Si les personnes atteintes du syndrome de Down peuvent vivre longtemps aujourd’hui, souvent grâce à la médecine moderne, ce n’était pas le cas dans le passé. En effet, les estimations d’âge à partir des restes squelettiques ont montré que les six individus sont morts très jeunes, un seul enfant atteignant environ un an. Les cinq sépultures préhistoriques étaient toutes situées au sein de colonies et, dans certains cas, accompagnées d’objets spéciaux tels que des colliers de perles colorées, des bagues en bronze ou des coquillages. « Ces enterrements semblent nous montrer que ces individus étaient soignés et appréciés dans le cadre de leurs sociétés anciennes », explique Rohrlach, l’auteur principal de l’étude.
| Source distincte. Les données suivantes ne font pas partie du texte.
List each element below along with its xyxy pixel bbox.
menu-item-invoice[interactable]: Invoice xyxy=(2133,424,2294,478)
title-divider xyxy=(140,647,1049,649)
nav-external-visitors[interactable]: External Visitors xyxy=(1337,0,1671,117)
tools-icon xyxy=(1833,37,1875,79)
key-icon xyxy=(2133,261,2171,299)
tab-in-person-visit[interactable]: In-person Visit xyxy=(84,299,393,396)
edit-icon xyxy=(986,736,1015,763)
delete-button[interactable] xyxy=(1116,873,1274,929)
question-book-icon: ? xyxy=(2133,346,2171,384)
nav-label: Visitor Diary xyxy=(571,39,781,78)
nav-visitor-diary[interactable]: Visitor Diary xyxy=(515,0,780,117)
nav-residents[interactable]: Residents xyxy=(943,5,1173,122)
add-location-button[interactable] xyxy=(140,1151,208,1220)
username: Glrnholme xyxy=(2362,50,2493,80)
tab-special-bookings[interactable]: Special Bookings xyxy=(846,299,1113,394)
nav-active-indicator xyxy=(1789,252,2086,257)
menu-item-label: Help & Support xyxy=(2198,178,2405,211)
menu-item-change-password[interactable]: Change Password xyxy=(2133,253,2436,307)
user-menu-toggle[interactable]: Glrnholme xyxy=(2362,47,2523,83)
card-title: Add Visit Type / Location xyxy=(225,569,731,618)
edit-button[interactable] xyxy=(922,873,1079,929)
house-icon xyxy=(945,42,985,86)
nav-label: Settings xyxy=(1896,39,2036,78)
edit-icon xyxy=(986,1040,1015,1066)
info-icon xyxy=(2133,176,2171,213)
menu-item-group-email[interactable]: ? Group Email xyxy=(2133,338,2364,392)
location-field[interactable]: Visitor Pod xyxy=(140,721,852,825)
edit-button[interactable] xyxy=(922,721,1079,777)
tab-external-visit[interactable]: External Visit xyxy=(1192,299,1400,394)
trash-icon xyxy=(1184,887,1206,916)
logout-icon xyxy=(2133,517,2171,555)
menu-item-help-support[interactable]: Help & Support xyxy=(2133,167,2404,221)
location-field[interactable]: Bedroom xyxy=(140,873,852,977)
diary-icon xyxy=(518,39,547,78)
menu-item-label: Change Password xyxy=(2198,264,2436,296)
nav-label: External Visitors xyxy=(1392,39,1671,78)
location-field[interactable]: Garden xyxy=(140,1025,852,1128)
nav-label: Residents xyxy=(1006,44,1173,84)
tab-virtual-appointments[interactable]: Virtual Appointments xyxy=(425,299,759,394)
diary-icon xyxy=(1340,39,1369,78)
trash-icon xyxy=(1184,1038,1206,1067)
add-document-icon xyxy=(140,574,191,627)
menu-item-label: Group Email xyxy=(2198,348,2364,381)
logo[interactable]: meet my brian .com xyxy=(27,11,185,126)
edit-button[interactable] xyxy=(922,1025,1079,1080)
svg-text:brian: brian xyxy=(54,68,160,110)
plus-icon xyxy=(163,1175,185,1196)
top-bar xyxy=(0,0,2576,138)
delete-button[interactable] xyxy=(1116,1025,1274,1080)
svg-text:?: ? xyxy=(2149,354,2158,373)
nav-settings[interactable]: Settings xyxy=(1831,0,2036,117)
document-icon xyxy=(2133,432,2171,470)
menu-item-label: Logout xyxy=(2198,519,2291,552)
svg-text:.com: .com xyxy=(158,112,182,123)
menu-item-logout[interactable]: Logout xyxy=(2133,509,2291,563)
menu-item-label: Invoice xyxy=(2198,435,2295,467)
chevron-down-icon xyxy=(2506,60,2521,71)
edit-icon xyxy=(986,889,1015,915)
Reconstruction de Las Eretas, Navarre

Reconstruction de la colonie du début de l’âge du fer de Las Eretas, Navarre. Crédit : Iñaki Diéguez/Javier Armendáriz, Musée Las Eretas, Navarre

Bien que l’étude visait à trouver des cas de syndrome de Down, les chercheurs ont également découvert un individu atteint d’une maladie différente. Parmi les quelque 10 000 échantillons d’ADN testés, une personne présentait une fraction étonnamment élevée d’anciennes séquences d’ADN du chromosome 18, ce qui montrait qu’elle portait trois copies de ce chromosome. On sait que trois copies du chromosome 18 provoquent le syndrome d’Edwards, une maladie associée à des problèmes de santé plus graves que le syndrome de Down. Avec une incidence de moins d’un cas sur 3 000 naissances, le syndrome d’Edwards survient également beaucoup moins souvent que le syndrome de Down.

Cette découverte a également été faite sur l’un des sites espagnols de l’âge du fer, laissant aux chercheurs un mystère à résoudre. « Pour le moment, nous ne pouvons pas dire pourquoi nous trouvons tant de cas sur ces sites », explique Roberto Risch, archéologue de l’Université autonome de Barcelone travaillant sur les rites funéraires intra-muros, « mais nous savons qu’ils appartenaient aux quelques enfants qui ont reçu le privilège d’être enterré à l’intérieur des maisons après la mort. Cela laisse déjà entendre qu’ils étaient perçus comme des bébés spéciaux.

Colonie du début de l'âge du fer d'Alto de la Cruz, Navarre

Vue aérienne de la colonie du début de l’âge du fer d’Alto de la Cruz, en Navarre, lors de la campagne de fouilles de 1989. Crédit : Servicio Patrimonio Histórico Gobierno de Navarra

Alors que le nombre d’échantillons d’ADN d’individus anciens continue d’augmenter, les auteurs prévoient d’élargir davantage leurs recherches à l’avenir. « Ce que nous aimerions savoir, c’est comment les sociétés anciennes ont réagi face à des individus qui auraient pu avoir besoin d’un coup de main ou qui étaient simplement un peu différents », explique Kay Prüfer, qui a coordonné l’analyse des séquences.

L’étude a été financée par la Max-Planck-Gesellschaft, le Conseil européen de la recherche H2020 et le Conseil australien de la recherche.